Ore 2:15 sembra tutto finito invece no..! Svuotato da tutti e tutto, rimane da “accompagnare” il buon Vito alla sua dimora che è il parcheggio della chiesa affianco all’ aereoporto. I volontari sono Antonio, Raimondo, Vincenzo e Tiziano ( che prende la sua macchina. Pronti partenza via.. Q8 in Via Mesagne e facciamo ancora una volta il pieno per consegnarlo così come lo avevamo preso.Poi si va per casa di Tiziano. Prendiamo l’altro Mercedes della giornata,e via verso l’aereoporto nella speranza di trovare qualcuno. Strada ovviamente desolata e alle 2:40 eravamo già li. Scende Vincenzo e quasi per magia ( ? ) la porta d’ingresso si apre ! E’ fatta ! Non è stato un viaggio a vuoto. Allora di corsa Raimondo (autista fedele) e Tiziano vanno al parcheggio per lasciare Vito. Intanto l’altro fedelissimo (Antonio) tutto raffreddato anch’esso come Dario in compagnia del buon Vincenzo, aspettano nell’aereoporto che è praticamente vuoto! Passano circa 10 minuti ma di Ray e Tizio neanche l’ombra ! Che sarà successo ora ?? Via alla telefonata e l’autista ormai non più autista,dice che Vito non vuole affatto abbandonarli e non fa spegnere le luci al suo interno ! ? Allora i due iniziano ad animarsi finchè alla fine Vito cede e dice addio spegnendo le sue luci all’interno...Arrivano finalmente..( ORE 02:55 ) e imbuchiamo le chiavi del mezzo nel vano-cassetto della compagnia a cui appartiene Vito e ora finalmente, tutti stanchi, si torna a San Vito..
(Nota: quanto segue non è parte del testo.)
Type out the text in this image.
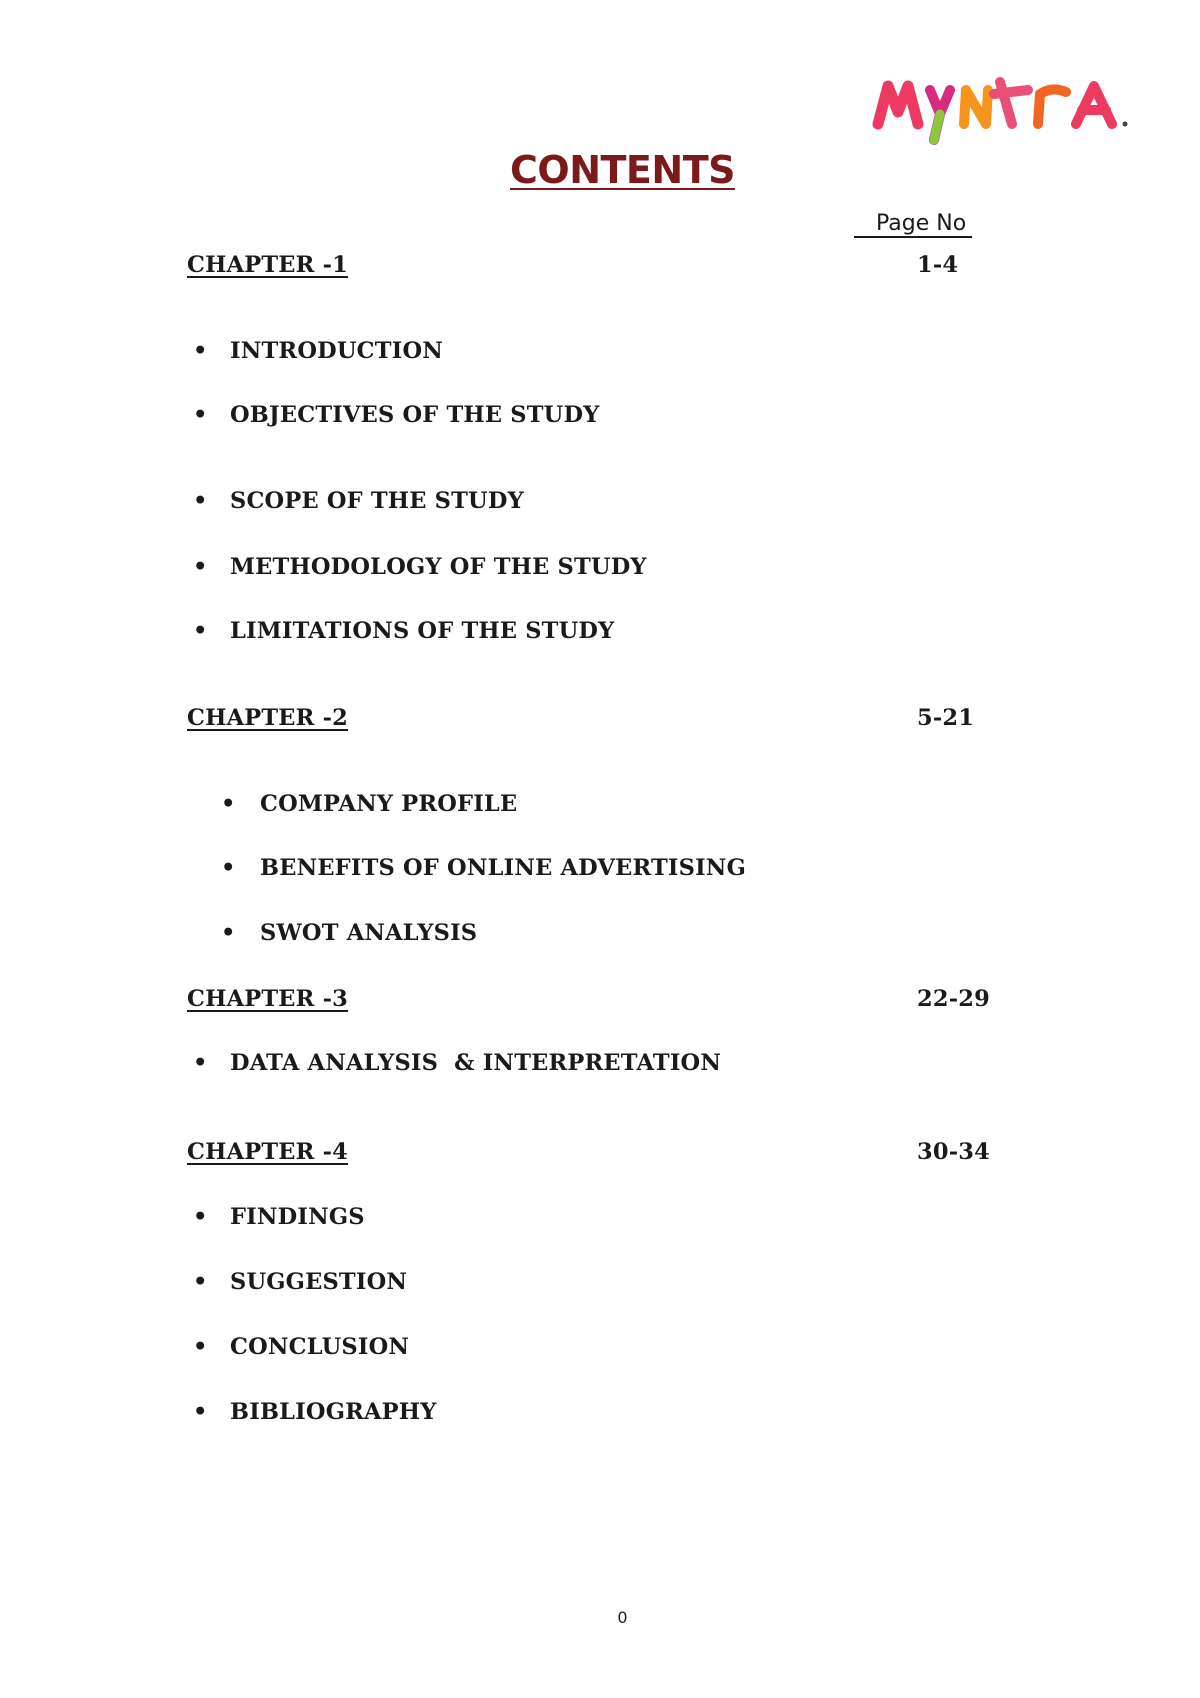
CONTENTS
Page No
CHAPTER -1	1-4
• INTRODUCTION
• OBJECTIVES OF THE STUDY
• SCOPE OF THE STUDY
• METHODOLOGY OF THE STUDY
• LIMITATIONS OF THE STUDY
CHAPTER -2	5-21
• COMPANY PROFILE
• BENEFITS OF ONLINE ADVERTISING
• SWOT ANALYSIS
CHAPTER -3	22-29
• DATA ANALYSIS  & INTERPRETATION
CHAPTER -4	30-34
• FINDINGS
• SUGGESTION
• CONCLUSION
• BIBLIOGRAPHY
0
Per strada Antonio fa una telefonata al presidente dando l’esito positivo del tutto e lui con voce quasi afflitta (motivo?? ci dice che loro erano ancora a 80 km da Bari..! )ci dice perfetto! siete stati bravi, grazie di tutto e ci sentiamo domani;buonanotte.
Ore 3:10 inizia per Tiziano il giro taxi per accompagnare tutti. Alla prima tappa scende Raimondo poi Antonio e infine Vincenzo..Ora si può dire che è veramente tutto finito..ma non per tutti! Buon lavoro Tizià…lui lle 3:30 disperatamente deve andare a lavoro e pensate un po’..deve ritornare a Brindisi!
Alla prossima!
                                                                                                            Antonio.